From 1983 to 2008, Bechdel published the cartoon series Dykes to Watch Out For, an original comic strip about a group of mostly queer women that Ms. magazine called “one of the preeminent oeuves in the comic genre, period.” In 2006 Bechdel published the graphic memoir Fun Home about her father – his life and his death. The book also focuses on Bechdel’s childhood and, in particular, her coming of age and realization that not only is she gay, but that her difficult and distant father is bisexual. The book was an unexpected literary hit that thrust Bechdel into the mainstream and landed her on the New York Times bestseller list.

Are You My Mother opens with an epigraph by Virginia Woolf that echoes Bechdel’s ability to weave a layered narrative and to see far beneath the surface: “For nothing was simply one thing.” The book offers a background look into the years that led up to Bechdel’s writing Fun Home and the impact that publishing those intimate details of her family life had on her already tenuous relationship with her mother, a bright, artistic woman who struggled under the shadow of a closeted husband.

Bechdel examines her complicated relationship with her mother through significant childhood moments, like the time her mother decided that at seven she was now too old to be hugged. As an adult, Bechdel continues to search for validation from her mother and often projects this need and expectation onto her therapist.
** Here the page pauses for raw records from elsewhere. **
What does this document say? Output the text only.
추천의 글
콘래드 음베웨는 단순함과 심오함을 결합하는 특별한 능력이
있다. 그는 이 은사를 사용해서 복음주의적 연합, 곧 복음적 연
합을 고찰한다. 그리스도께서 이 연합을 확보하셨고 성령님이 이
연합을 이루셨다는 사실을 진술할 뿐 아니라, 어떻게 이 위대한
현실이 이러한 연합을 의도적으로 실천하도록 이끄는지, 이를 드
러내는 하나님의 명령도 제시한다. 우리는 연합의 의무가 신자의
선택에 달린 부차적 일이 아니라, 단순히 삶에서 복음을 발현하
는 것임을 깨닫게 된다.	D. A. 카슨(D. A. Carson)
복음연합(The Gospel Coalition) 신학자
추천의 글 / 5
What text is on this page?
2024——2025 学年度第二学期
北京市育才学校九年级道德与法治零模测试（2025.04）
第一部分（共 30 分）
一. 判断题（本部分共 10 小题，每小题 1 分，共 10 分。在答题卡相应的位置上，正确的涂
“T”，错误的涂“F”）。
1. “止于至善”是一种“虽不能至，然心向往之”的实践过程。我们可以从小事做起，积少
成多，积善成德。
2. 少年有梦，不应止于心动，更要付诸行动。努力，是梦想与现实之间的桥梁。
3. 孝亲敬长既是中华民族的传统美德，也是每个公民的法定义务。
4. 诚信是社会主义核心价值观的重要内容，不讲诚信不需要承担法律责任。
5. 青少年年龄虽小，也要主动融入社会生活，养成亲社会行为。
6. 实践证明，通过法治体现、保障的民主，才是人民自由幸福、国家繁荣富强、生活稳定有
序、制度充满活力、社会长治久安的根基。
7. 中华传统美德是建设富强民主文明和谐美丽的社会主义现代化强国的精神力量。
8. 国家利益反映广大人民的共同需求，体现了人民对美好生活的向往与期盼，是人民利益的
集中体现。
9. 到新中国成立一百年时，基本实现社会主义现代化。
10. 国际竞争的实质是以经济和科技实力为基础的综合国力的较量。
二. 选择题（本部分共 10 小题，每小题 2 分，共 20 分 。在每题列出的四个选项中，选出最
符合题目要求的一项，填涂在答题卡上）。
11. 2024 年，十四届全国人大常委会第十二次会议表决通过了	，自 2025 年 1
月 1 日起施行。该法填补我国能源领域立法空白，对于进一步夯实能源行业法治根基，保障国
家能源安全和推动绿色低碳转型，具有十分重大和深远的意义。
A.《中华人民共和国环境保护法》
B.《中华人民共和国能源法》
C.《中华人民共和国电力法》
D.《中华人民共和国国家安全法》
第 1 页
Are You My Mother is divided into chapters based on Winnicott’s psychoanalytic theories, including “The Ordinary Devoted Mother,” “Transitional Objects,” “True and False Self,” and “The Use of an Object.” Each chapter begins with a dream sequence that Bechdel then connects seamlessly and ingeniously to a story about her mother and to Winnicot. Bechdel also uses anecdotes from Woolf’s diaries and the novel To The Lighthouse to further examine her family life, anxiety, insecurity and creative process.

Bechdel is a skilled and endearing storyteller. When her beloved therapist crosses a boundary and tells her that she’s adorable – you can understand why. In one conversation, Bechdel’s mother indirectly links her to writers who can’t get beyond writing “about themselves,” and Bechdel defends memoir as a genre by asking the question, “Can’t you be more universal by being specific?”

The answer is, of course, yes. And this is exactly what Bechdel accomplishes in Are You My Mother. She delves deep into her psyche to reveal who she is as a daughter, an artist, a lover, and, in the end, an individual. I can’t imagine a reader who couldn’t learn something about him or herself in reading this book.